If human beings are innately creative, and if we accept that the creative journey is arduous, then it follows that all of us are always already Natural Born Failures. Further, if we are to fail anyway, rather than keeping failures at bay or cushioning ourselves from stress, problem and discomfort, we might as well try to fail better next time, fail more often, more interestingly, drastically and perhaps even more successfully. This way, we can avoid being bland, rigid and under-fulfilled.
*
Michael Lee Hong Hwee, a Singapore-born artist based in Hong Kong, is enjoying his occasional investigation of his nervous excitement through artifacts and words.
han is a documentary photographer based in Singapore.
All photographs by han are of Federation of Failures, part 6 of 10 in The Consolations of Museology (2008), an installation by Michael Lee Hong Hwee.
[i] Tom Hodgkinson, How To Be Free (London: Penguin, 2006), 1.
[ii] David Schafer, “Up is High, How?” in Nicole Antebi, Colin Dickey & Robby Herbst (Eds.), Failure! Experiments in Aesthetics and Social Practices (Los Angeles: The Journal of Aesthetics Protest Press, 2008), 67.
[iii] Nicole Antebi, Colin Dickey & Robby Herbst, “Introduction,” in their (Eds.), Failure!, 11.
[iv] Kenneth Paul Tan, “In Renaissance Singapore,” in his (Ed.), Renaissance Singapore? Economy, Culture, and Politics (Singapore: NUS Press, 2007), 2.

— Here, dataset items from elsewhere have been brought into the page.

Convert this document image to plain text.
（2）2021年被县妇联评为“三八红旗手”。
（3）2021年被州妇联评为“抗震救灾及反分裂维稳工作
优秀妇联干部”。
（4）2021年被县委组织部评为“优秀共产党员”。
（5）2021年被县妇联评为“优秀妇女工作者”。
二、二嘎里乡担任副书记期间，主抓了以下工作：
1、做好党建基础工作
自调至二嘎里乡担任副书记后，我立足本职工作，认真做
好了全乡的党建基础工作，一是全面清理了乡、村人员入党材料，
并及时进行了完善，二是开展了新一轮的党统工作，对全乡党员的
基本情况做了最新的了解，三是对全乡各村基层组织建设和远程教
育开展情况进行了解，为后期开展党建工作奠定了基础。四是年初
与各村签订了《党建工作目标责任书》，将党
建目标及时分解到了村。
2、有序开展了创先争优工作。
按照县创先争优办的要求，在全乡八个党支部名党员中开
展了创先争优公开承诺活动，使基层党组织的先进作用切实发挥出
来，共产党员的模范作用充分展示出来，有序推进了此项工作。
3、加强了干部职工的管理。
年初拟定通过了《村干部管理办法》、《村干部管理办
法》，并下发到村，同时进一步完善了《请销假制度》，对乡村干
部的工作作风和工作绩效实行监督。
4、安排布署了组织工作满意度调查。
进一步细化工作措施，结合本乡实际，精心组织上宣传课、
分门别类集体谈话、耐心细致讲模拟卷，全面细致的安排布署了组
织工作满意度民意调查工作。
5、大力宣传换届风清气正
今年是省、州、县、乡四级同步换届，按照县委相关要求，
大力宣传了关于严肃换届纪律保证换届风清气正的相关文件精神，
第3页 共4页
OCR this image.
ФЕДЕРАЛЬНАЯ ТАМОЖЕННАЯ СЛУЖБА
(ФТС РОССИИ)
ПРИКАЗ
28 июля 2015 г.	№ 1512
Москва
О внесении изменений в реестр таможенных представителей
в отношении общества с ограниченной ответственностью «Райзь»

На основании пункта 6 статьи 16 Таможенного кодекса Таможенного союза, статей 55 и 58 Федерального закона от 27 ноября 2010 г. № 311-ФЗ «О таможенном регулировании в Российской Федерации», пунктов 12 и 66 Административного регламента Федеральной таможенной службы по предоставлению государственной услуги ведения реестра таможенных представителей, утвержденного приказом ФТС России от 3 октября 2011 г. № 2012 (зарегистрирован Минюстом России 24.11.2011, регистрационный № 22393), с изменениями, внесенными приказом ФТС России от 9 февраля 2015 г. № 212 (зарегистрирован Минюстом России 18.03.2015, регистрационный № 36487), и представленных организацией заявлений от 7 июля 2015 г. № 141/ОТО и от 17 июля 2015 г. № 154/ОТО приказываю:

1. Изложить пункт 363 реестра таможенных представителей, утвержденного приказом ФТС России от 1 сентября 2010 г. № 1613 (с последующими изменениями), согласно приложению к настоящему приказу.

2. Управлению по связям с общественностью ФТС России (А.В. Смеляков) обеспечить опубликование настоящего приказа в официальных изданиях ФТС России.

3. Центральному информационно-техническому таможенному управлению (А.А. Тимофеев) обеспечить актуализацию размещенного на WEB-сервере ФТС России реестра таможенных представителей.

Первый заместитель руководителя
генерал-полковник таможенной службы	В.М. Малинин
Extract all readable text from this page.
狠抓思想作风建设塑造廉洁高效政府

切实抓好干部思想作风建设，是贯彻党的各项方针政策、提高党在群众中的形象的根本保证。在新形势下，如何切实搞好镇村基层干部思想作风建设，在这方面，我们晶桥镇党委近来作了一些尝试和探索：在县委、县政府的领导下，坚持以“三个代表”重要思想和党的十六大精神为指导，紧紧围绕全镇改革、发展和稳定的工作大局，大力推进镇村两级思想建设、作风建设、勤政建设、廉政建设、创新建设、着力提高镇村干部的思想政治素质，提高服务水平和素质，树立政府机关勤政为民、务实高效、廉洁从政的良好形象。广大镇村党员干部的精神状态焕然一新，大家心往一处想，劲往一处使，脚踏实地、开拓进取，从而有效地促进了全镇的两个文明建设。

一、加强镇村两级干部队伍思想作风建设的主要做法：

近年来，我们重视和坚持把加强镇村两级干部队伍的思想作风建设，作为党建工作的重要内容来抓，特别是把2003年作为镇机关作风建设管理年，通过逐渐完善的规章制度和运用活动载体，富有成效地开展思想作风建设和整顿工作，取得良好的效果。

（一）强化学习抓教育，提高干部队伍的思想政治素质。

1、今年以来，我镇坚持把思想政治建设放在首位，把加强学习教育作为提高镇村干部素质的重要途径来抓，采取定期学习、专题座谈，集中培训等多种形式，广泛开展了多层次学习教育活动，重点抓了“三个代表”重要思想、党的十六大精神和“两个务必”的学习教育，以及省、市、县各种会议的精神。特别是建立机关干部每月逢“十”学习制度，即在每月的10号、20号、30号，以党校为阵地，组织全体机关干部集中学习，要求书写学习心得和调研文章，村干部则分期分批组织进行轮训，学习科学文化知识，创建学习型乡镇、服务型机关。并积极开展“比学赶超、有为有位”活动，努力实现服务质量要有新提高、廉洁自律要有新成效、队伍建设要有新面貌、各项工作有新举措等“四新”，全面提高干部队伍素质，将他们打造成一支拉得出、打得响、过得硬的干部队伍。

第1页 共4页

[v] In 1994, writer Catherine Lim was rebuked by then-Prime Minister Goh Chok Tong for writing an article suggesting that the latter’s promise of a more consultative approach to governance had not come about. Goh then advised that anyone who “wants to set the agenda for Singapore by commenting regularly on politics… should do this in the political arena.” Chua Mui Hoong, “PM: no erosion of my authority allowed,” The Straits Times (Singapore: Singapore Press Holdings, 5 Dec 1994).
[vi] Friedrich Nietzsche, The Gay Science (1882), trans. Walter Kaufmann (London: Vintage, 1974), 338. Quoted from Alain de Botton, The Consolations of Philosophy (London: Penguin, 2000), 232-3; bracketed words and ellipses are de Botton’s.
[vii] Tan, “New politics for a renaissance city?” in his (Ed.), Renaissance Singapore?, 17.
[viii] Robert Harbison, The Built, the Unbuilt and the Unbuidable (London: Thomas and Hudson, 1991), 8.
[ix] Michael Lee Hong Hwee, Foundations: The Consolations of Museology (Hong Kong: Studio Bibliothèque, 2008), 107.
[x] Douglas Darden, Condemned Building: An Architect’s Pre-Text: Plans, Sections, Elevations, Details, Models, Ideograms, Scriptexts, and Letters for Ten [-] Allegorical Works of Architecture (New York: Princeton Architectural Press, 1993), back cover.